For all those reasons this act needs to be revised if not suppressed in its entirety urgently. Two separate Parliamentary committees have concluded, after lengthy enquiries, that the Extradition Act needs to be amended, firstly so that countries requesting extradition should support their requests with evidence, and secondly so that a judge can determine whether or not the UK might be a better forum for any trial.These conclusions were confirmed in a Commons debate in December, where there was unanimous, cross-party support for an urgent amendment to the laws. Every single member of the current Government who was in Parliament in 2006 tried to make exactly the changes to the law that are now being called for, as mentioned by David Birmingham from the NatWest 3 in a meeting that took place in Parliament on 20 June. The coalition many times mentioned there is a need for modification, why hasn’t it been done yet? Are they just buying some time for political reasons and obedience to the US? Five men are facing imminent extradition, time is ticking, and their extraditions must be upheld until this infamous act is reviewed.
The five men include a Saudi Khalid al-Fawwaz and an Egyptian Adel Abdul-Bary, who are blamed for their alleged involvement in the 1998’s bombings of US embassies in Kenya and Tanzania. Both have been detained without trial for over 12 years each and both were arrested before in the UK for the same crimes but released without charge. Also among the five is Abu Hamza al-Masri, a disabled British imam, who has already served prison time being convicted of inciting hatred.
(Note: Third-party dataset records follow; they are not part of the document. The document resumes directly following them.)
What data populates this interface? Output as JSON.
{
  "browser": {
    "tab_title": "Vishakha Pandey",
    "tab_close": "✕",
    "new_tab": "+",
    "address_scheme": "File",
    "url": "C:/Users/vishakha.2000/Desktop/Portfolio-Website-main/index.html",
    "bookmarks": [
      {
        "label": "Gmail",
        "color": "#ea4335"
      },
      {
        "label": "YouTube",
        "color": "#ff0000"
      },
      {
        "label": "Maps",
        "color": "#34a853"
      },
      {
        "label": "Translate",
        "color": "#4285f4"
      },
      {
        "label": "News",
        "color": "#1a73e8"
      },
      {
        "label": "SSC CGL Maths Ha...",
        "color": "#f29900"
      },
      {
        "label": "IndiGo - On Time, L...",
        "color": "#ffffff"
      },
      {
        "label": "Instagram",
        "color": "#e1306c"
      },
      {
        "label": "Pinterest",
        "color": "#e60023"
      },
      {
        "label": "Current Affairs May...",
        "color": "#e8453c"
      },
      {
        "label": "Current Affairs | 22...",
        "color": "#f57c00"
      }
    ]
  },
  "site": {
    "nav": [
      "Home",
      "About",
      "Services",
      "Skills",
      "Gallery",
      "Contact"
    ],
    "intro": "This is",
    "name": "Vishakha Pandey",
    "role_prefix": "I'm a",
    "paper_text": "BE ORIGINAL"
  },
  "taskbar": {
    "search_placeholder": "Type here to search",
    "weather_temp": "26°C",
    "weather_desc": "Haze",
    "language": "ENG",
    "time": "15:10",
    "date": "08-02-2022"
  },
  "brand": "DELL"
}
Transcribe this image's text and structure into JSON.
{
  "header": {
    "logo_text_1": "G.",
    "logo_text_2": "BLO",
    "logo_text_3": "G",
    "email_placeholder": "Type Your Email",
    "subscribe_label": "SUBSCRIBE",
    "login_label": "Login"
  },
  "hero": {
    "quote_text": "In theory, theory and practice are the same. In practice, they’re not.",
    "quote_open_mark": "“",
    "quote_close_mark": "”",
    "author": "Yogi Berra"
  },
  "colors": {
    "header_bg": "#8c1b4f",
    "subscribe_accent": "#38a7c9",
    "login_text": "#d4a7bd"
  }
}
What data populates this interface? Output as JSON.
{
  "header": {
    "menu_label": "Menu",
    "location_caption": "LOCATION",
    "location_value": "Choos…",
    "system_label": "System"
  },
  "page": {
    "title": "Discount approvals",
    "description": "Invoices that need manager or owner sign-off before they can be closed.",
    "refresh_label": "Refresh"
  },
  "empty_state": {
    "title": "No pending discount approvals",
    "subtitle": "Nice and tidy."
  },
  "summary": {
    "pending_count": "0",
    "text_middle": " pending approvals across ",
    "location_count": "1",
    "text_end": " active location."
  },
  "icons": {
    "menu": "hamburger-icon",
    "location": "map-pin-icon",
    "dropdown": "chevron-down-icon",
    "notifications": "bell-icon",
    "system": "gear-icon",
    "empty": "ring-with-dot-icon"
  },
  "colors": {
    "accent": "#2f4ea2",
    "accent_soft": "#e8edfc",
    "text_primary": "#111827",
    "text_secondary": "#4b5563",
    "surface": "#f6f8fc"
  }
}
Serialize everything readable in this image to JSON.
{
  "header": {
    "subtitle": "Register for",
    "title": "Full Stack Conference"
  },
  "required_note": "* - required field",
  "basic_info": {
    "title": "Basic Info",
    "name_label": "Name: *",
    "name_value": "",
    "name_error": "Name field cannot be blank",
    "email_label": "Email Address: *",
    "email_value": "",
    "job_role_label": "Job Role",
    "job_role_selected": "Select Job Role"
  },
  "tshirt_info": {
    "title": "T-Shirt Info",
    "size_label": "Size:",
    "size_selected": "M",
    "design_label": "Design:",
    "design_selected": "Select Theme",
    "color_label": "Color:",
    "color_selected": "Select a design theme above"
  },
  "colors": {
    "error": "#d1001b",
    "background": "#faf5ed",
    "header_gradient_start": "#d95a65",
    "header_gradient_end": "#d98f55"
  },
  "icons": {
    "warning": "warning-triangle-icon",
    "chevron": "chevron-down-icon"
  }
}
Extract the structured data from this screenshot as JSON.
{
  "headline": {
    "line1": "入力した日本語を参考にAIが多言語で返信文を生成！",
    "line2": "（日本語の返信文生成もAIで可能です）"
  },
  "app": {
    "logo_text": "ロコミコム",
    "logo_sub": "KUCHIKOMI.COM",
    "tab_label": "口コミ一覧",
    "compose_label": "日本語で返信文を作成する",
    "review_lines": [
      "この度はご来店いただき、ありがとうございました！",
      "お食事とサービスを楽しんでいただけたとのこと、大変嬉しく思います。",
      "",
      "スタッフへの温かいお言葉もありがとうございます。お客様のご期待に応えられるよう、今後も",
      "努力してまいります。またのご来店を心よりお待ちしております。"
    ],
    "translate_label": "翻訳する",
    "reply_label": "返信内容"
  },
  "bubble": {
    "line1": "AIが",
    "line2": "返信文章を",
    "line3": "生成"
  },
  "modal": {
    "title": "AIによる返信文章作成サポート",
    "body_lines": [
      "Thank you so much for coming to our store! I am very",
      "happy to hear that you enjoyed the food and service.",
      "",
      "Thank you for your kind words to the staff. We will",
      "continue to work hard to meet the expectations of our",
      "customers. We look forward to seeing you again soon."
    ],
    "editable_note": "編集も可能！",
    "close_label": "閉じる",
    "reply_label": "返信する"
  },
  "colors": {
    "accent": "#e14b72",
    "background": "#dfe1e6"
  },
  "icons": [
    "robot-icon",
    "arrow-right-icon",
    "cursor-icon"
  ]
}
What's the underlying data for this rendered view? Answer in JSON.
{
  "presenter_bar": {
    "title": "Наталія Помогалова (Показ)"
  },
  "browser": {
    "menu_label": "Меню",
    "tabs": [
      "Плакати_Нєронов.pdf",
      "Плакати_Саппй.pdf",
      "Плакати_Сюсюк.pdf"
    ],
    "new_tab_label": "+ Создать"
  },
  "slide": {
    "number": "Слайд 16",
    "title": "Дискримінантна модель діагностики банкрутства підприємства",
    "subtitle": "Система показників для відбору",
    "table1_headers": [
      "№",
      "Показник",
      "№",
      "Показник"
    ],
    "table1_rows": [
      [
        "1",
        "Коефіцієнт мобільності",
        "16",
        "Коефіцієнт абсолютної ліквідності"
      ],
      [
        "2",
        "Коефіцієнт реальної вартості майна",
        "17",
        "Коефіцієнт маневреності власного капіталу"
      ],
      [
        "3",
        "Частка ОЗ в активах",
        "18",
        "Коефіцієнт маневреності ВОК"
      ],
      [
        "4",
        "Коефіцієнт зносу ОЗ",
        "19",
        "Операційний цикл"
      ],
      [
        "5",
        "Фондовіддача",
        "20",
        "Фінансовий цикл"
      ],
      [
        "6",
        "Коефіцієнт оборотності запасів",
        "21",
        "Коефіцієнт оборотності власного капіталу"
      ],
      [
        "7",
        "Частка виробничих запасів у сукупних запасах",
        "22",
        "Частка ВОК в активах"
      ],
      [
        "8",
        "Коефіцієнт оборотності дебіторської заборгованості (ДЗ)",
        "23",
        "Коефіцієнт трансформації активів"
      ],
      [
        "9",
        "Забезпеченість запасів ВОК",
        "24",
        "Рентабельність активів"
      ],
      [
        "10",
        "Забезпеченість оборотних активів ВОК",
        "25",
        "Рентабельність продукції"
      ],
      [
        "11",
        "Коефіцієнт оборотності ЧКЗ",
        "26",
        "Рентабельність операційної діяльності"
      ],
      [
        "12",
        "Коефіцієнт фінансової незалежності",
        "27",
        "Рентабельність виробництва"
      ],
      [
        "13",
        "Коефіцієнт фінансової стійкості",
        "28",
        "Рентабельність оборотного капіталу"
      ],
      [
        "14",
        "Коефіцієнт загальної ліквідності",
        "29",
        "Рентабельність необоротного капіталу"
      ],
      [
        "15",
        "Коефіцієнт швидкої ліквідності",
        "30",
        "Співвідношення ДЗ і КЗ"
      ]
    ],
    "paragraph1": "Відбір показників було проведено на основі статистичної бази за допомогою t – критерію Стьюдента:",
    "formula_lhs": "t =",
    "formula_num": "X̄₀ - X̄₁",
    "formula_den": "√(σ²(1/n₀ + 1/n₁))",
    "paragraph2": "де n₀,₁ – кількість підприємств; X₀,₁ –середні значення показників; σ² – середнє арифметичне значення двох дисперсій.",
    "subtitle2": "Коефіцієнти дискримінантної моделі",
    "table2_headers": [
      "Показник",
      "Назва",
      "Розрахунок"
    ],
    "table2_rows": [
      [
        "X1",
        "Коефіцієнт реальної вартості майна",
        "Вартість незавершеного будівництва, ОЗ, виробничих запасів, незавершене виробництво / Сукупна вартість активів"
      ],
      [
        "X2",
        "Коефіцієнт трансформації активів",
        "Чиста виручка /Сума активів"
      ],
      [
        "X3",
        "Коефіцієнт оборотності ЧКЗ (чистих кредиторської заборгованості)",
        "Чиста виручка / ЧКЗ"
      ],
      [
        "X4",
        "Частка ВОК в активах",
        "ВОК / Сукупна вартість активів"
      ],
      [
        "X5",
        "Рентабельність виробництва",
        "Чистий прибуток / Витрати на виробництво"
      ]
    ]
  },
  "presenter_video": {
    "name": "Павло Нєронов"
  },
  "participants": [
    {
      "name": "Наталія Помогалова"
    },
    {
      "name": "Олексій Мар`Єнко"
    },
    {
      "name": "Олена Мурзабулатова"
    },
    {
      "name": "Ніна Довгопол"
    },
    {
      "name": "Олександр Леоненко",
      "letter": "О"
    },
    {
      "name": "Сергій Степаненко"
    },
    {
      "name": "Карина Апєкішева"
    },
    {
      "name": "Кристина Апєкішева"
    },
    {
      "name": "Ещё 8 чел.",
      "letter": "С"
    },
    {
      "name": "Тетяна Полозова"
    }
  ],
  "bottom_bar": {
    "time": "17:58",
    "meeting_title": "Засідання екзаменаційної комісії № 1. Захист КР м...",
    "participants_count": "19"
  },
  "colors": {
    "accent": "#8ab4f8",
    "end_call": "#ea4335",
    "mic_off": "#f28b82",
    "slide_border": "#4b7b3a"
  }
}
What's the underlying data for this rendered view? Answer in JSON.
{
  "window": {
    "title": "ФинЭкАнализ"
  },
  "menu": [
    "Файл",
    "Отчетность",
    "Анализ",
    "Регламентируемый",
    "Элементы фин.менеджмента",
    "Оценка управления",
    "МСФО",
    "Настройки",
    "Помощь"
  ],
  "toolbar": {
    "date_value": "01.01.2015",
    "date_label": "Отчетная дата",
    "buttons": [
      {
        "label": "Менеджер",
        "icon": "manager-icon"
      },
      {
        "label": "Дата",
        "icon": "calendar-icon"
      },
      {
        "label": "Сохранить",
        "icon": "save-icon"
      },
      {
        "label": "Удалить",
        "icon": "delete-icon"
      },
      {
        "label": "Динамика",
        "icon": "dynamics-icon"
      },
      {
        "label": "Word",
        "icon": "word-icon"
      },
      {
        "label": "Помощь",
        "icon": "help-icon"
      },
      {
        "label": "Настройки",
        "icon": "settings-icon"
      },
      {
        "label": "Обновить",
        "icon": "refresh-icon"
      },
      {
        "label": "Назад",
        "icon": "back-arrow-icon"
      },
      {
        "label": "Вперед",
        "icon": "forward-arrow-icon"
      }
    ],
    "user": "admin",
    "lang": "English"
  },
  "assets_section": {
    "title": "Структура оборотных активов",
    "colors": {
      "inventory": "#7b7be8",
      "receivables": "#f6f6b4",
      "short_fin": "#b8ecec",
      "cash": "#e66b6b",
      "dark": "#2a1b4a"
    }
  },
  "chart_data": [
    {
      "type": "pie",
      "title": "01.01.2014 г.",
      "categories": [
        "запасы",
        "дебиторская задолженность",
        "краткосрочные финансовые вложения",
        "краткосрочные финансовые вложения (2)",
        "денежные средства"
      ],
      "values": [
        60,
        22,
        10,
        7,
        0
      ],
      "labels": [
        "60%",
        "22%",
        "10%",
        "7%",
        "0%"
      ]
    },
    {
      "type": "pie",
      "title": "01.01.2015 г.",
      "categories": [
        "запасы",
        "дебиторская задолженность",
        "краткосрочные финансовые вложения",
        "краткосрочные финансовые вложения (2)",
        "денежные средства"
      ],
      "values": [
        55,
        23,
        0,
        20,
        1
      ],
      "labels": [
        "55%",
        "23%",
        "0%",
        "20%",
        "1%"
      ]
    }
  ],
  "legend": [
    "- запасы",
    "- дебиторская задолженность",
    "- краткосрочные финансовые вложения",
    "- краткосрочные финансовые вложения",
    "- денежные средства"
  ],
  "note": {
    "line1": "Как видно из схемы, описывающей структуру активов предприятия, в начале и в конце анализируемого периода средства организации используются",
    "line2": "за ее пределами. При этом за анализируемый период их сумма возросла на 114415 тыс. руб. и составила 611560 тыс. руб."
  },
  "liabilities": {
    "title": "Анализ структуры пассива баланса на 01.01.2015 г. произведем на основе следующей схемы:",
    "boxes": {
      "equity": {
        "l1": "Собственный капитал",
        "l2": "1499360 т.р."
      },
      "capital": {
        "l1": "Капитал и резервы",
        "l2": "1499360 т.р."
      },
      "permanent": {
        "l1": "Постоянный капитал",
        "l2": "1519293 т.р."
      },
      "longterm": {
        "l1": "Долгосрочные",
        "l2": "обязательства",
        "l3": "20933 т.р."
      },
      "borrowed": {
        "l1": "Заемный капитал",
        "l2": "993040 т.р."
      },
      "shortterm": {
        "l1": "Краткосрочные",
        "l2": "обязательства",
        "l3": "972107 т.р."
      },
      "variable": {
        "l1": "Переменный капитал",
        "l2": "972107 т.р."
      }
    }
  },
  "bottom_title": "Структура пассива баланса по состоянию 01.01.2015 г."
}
He should have been released from prison over four and a half years ago but his detention has continued due to an extradition request from the US for his alleged involvement, from the UK, in setting up a training camp in the US in 1999. The last two men are Babar Ahmad and Talha Ahsan, both British Muslims, accused of running websites from the UK in support of protesters in Chechnya and Afghanistan during the 1990s. Ahmad and Ahsan have been in prison without trial for 8 and 6 years respectively. All of them are wanted in the US for alleged crimes committed in the UK or elsewhere and years before the enactment of this act. A shameful record in the history of British justice.